You will know you have entered into the third and final phase of the mental digestion process when you get to the point that you are circling back, are truly frustrated and begin to question everything you have been working on up to this point. When you know you have really persisted in finding connections and relationships and your mind reaches a state of exhaustion with the entire process, it is time to set the entire project aside and move on to the next step in the creative process (which I will discuss in the next blog posting). For now, the goal is to practice.

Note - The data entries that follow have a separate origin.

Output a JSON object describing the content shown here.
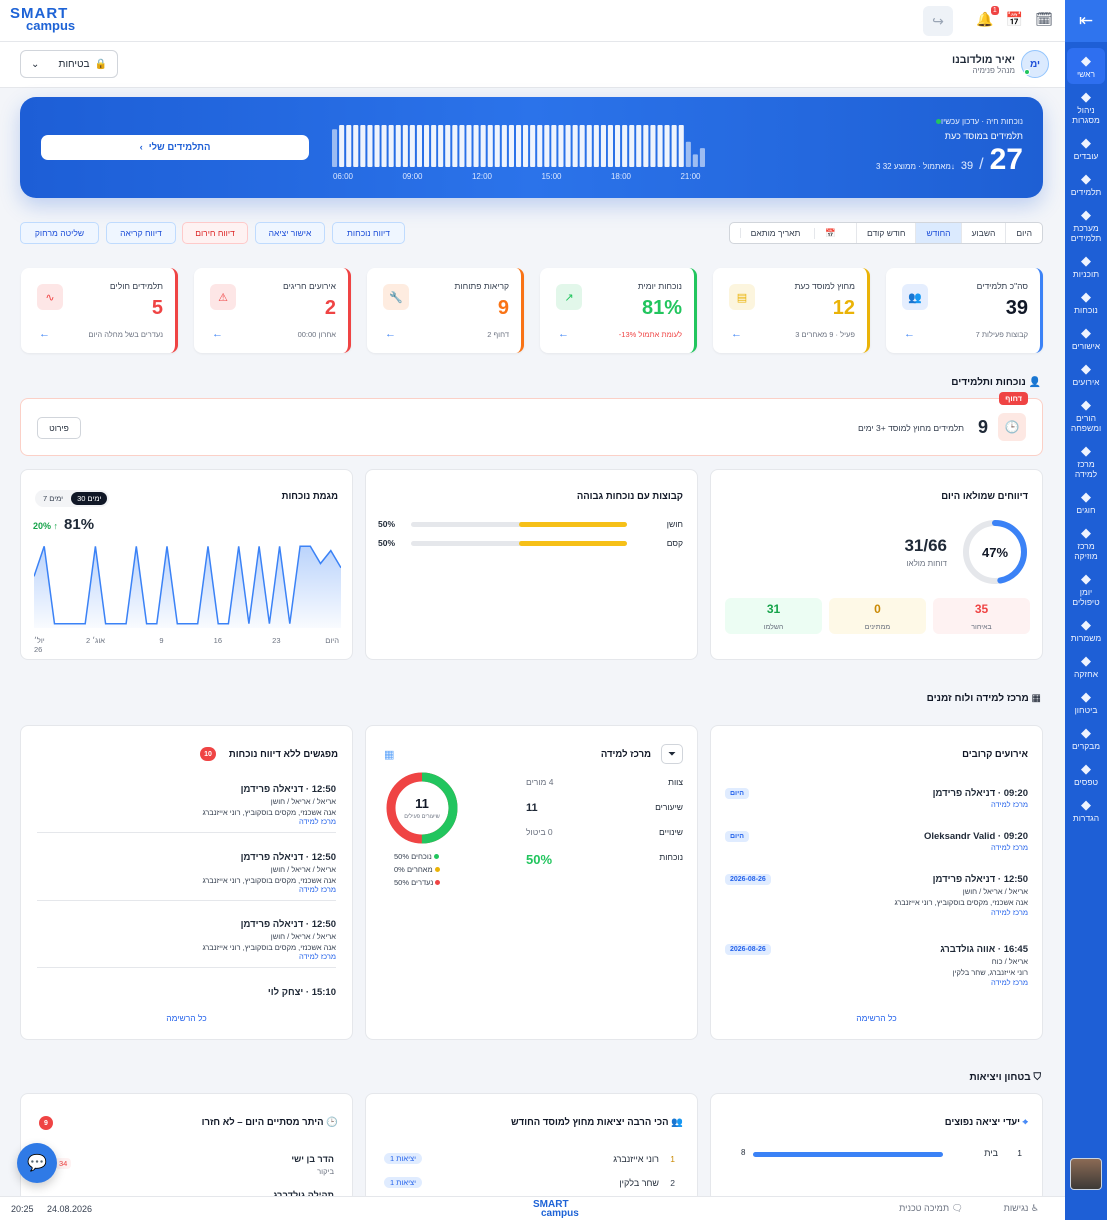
{
  "brand": {
    "logo_top": "SMART",
    "logo_bottom": "campus",
    "color": "#1e5fd6"
  },
  "topbar": {
    "notif_count": "1",
    "icons": [
      "share-icon",
      "bell-icon",
      "calendar-icon",
      "calendar-clock-icon",
      "collapse-icon"
    ]
  },
  "sidebar": {
    "items": [
      {
        "label": "ראשי",
        "icon": "home-icon"
      },
      {
        "label": "ניהול מסגרות",
        "icon": "building-icon"
      },
      {
        "label": "עובדים",
        "icon": "user-icon"
      },
      {
        "label": "תלמידים",
        "icon": "users-icon"
      },
      {
        "label": "מערכת תלמידים",
        "icon": "grid-icon"
      },
      {
        "label": "תוכניות",
        "icon": "book-icon"
      },
      {
        "label": "נוכחות",
        "icon": "user-check-icon"
      },
      {
        "label": "אישורים",
        "icon": "walk-icon"
      },
      {
        "label": "אירועים",
        "icon": "warning-icon"
      },
      {
        "label": "הורים ומשפחה",
        "icon": "family-icon"
      },
      {
        "label": "מרכז למידה",
        "icon": "cap-icon"
      },
      {
        "label": "חוגים",
        "icon": "ball-icon"
      },
      {
        "label": "מרכז מוזיקה",
        "icon": "music-icon"
      },
      {
        "label": "יומן טיפולים",
        "icon": "journal-icon"
      },
      {
        "label": "משמרות",
        "icon": "cap2-icon"
      },
      {
        "label": "אחזקה",
        "icon": "wrench-icon"
      },
      {
        "label": "ביטחון",
        "icon": "shield-icon"
      },
      {
        "label": "מבקרים",
        "icon": "visitor-icon"
      },
      {
        "label": "טפסים",
        "icon": "form-icon"
      },
      {
        "label": "הגדרות",
        "icon": "gear-icon"
      }
    ]
  },
  "user": {
    "name": "יאיר מולדובנו",
    "role": "מנהל פנימיה",
    "initials": "ימ",
    "security_select": "בטיחות"
  },
  "hero": {
    "live": "נוכחות חיה · עדכון עכשיו",
    "subtitle": "תלמידים במוסד כעת",
    "count": "27",
    "total": "39",
    "delta": "3",
    "delta_txt": "מאתמול · ממוצע 32",
    "button": "התלמידים שלי",
    "ticks": [
      "06:00",
      "09:00",
      "12:00",
      "15:00",
      "18:00",
      "21:00"
    ],
    "bars": [
      0.9,
      1,
      1,
      1,
      1,
      1,
      1,
      1,
      1,
      1,
      1,
      1,
      1,
      1,
      1,
      1,
      1,
      1,
      1,
      1,
      1,
      1,
      1,
      1,
      1,
      1,
      1,
      1,
      1,
      1,
      1,
      1,
      1,
      1,
      1,
      1,
      1,
      1,
      1,
      1,
      1,
      1,
      1,
      1,
      1,
      1,
      1,
      1,
      1,
      1,
      0.6,
      0.3,
      0.45
    ]
  },
  "quick": [
    "דיווח נוכחות",
    "אישור יציאה",
    "דיווח חירום",
    "דיווח קריאה",
    "שליטה מרחוק"
  ],
  "periods": [
    "היום",
    "השבוע",
    "החודש",
    "חודש קודם",
    "תאריך מותאם"
  ],
  "kpis": [
    {
      "title": "סה\"כ תלמידים",
      "value": "39",
      "sub": "7 קבוצות פעילות",
      "color": "#3b82f6",
      "icon": "users-icon",
      "ic": "👥"
    },
    {
      "title": "מחוץ למוסד כעת",
      "value": "12",
      "sub": "3 פעיל · 9 מאחרים",
      "color": "#eab308",
      "icon": "file-icon",
      "ic": "▤"
    },
    {
      "title": "נוכחות יומית",
      "value": "81%",
      "sub": "-13% לעומת אתמול",
      "color": "#22c55e",
      "icon": "trend-icon",
      "ic": "↗"
    },
    {
      "title": "קריאות פתוחות",
      "value": "9",
      "sub": "2 דחוף",
      "color": "#f97316",
      "icon": "wrench-icon",
      "ic": "🔧"
    },
    {
      "title": "אירועים חריגים",
      "value": "2",
      "sub": "00:00 אחרון",
      "color": "#ef4444",
      "icon": "warning-icon",
      "ic": "⚠"
    },
    {
      "title": "תלמידים חולים",
      "value": "5",
      "sub": "נעדרים בשל מחלה היום",
      "color": "#ef4444",
      "icon": "pulse-icon",
      "ic": "∿"
    }
  ],
  "section_attendance": "נוכחות ותלמידים",
  "alert": {
    "tag": "דחוף",
    "count": "9",
    "text": "תלמידים מחוץ למוסד +3 ימים",
    "button": "פירוט"
  },
  "reports": {
    "title": "דיווחים שמולאו היום",
    "percent": "47%",
    "ratio": "31/66",
    "ratio_label": "דוחות מולאו",
    "late": "35",
    "late_lbl": "באיחור",
    "pending": "0",
    "pending_lbl": "ממתינים",
    "done": "31",
    "done_lbl": "השלמו",
    "fraction": 0.47
  },
  "groups": {
    "title": "קבוצות עם נוכחות גבוהה",
    "rows": [
      {
        "name": "חושן",
        "pct": "50%",
        "value": 0.5
      },
      {
        "name": "קסם",
        "pct": "50%",
        "value": 0.5
      }
    ]
  },
  "trend": {
    "title": "מגמת נוכחות",
    "value": "81%",
    "change": "20%",
    "tab_on": "30 ימים",
    "tab_off": "7 ימים",
    "xlabels": [
      "היום",
      "23",
      "16",
      "9",
      "אוג׳ 2",
      "יול׳ 26"
    ]
  },
  "chart_data": {
    "type": "area",
    "values": [
      60,
      95,
      5,
      5,
      5,
      5,
      95,
      5,
      5,
      5,
      95,
      5,
      5,
      95,
      5,
      5,
      5,
      95,
      5,
      5,
      95,
      5,
      95,
      5,
      95,
      5,
      95,
      95,
      75,
      90,
      70
    ]
  },
  "section_learning": "מרכז למידה ולוח זמנים",
  "events": {
    "title": "אירועים קרובים",
    "link": "כל הרשימה",
    "items": [
      {
        "title": "09:20 · דניאלה פרידמן",
        "sub": "",
        "loc": "מרכז למידה",
        "date": "היום"
      },
      {
        "title": "Oleksandr Valid · 09:20",
        "sub": "",
        "loc": "מרכז למידה",
        "date": "היום"
      },
      {
        "title": "12:50 · דניאלה פרידמן",
        "sub": "אריאל / אריאל / חושן",
        "sub2": "אנה אשכנזי, מקסים בוסקוביץ, רוני אייזנברג",
        "loc": "מרכז למידה",
        "date": "2026-08-26"
      },
      {
        "title": "16:45 · אווה גולדברג",
        "sub": "אריאל / כוח",
        "sub2": "רוני אייזנברג, שחר בלקין",
        "loc": "מרכז למידה",
        "date": "2026-08-26"
      }
    ]
  },
  "learning": {
    "title": "מרכז למידה",
    "rows": [
      {
        "k": "צוות",
        "v": "4 מורים"
      },
      {
        "k": "שיעורים",
        "v": "11"
      },
      {
        "k": "שינויים",
        "v": "0 ביטול"
      },
      {
        "k": "נוכחות",
        "v": "50%"
      }
    ],
    "donut_num": "11",
    "donut_lbl": "שיעורים פעילים",
    "legend": [
      "50% נוכחים",
      "0% מאחרים",
      "50% נעדרים"
    ]
  },
  "sessions": {
    "title": "מפגשים ללא דיווח נוכחות",
    "badge": "10",
    "link": "כל הרשימה",
    "items": [
      {
        "title": "12:50 · דניאלה פרידמן",
        "s1": "אריאל / אריאל / חושן",
        "s2": "אנה אשכנזי, מקסים בוסקוביץ, רוני אייזנברג",
        "loc": "מרכז למידה"
      },
      {
        "title": "12:50 · דניאלה פרידמן",
        "s1": "אריאל / אריאל / חושן",
        "s2": "אנה אשכנזי, מקסים בוסקוביץ, רוני אייזנברג",
        "loc": "מרכז למידה"
      },
      {
        "title": "12:50 · דניאלה פרידמן",
        "s1": "אריאל / אריאל / חושן",
        "s2": "אנה אשכנזי, מקסים בוסקוביץ, רוני אייזנברג",
        "loc": "מרכז למידה"
      },
      {
        "title": "15:10 · יצחק לוי",
        "s1": "",
        "s2": "",
        "loc": ""
      }
    ]
  },
  "section_safety": "בטחון ויציאות",
  "destinations": {
    "title": "יעדי יציאה נפוצים",
    "row": {
      "rank": "1",
      "name": "בית",
      "count": "8"
    }
  },
  "frequent": {
    "title": "הכי הרבה יציאות מחוץ למוסד החודש",
    "rows": [
      {
        "rank": "1",
        "name": "רוני אייזנברג",
        "tag": "1 יציאות"
      },
      {
        "rank": "2",
        "name": "שחר בלקין",
        "tag": "1 יציאות"
      }
    ]
  },
  "overdue": {
    "title": "היתר מסתיים היום – לא חזרו",
    "badge": "9",
    "row": {
      "name": "הדר בן ישי",
      "sub": "ביקור",
      "tag": "34"
    },
    "row2": "תהילה גולדברג"
  },
  "status": {
    "time": "20:25",
    "date": "24.08.2026",
    "support": "תמיכה טכנית",
    "access": "נגישות"
  }
}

Training the mind to find connections and relationships is like any other skill – it takes practice. For example, you can create a practice of combining two unrelated ideas to generate something of value. Take a hobby and a new technology and see if you can find a way to connect them to solve a problem you have observed in your world. One fun technique you can use is to generate a list of novel applications for an ordinary item – like a flower pot or a pencil. In my graduate class on creative problem solving, I give my students many assignments that require them to find connections. In one recent assignment, the task was to take the technology used in autonomous vehicles and apply it to an existing problem and generate a new product or market solution. One of the students in my class recently was an Olympic athlete from Mexico. At the time, he was training in Tampa by swimming in the Gulf of Mexico. One of the challenges he faced was that he had to look up periodically to see where he was headed and to make sure he did not have any obstacles in his path. However, looking up in this way slowed him down. His creative solution to the class assignment was an autonomous lead that could “swim” ahead of him and provide his course and notify him or even change course as needed. This student already had general information about swimming and training and he also had personal experience. All of this general material could then be combined to provide a novel idea and a creative solution to the specific problem.
These are just a few ideas for how you can enhance your ability to identify creative and innovative solutions to problems. Making connections and finding relationships is a skill that anyone can learn, but like any other skill, to become proficient, you will need to invest time in the process of training the mind. Most people are too busy with everyday life to create a practice that will enhance their mental digestion process. But, perhaps right now, as the world still struggles with the pandemic, you will use some of the time you have to take on this practice. I recently read that one producer of puzzles in the US saw a 370% increase in sales after the stay at home requirements began. Over the next few weeks, maybe you want to try a puzzle and also start your own journal of ideas and creative problem-solving practice. As I tell my students, entrepreneurship and the creative process is a practice. Much like yoga or meditation, the goal is not to perfect the process but to show up regularly and practice. In time, you will be amazed at the results. And in a few weeks, you will be ready for our next discussion on what happens in the third step of the creative problem-solving process.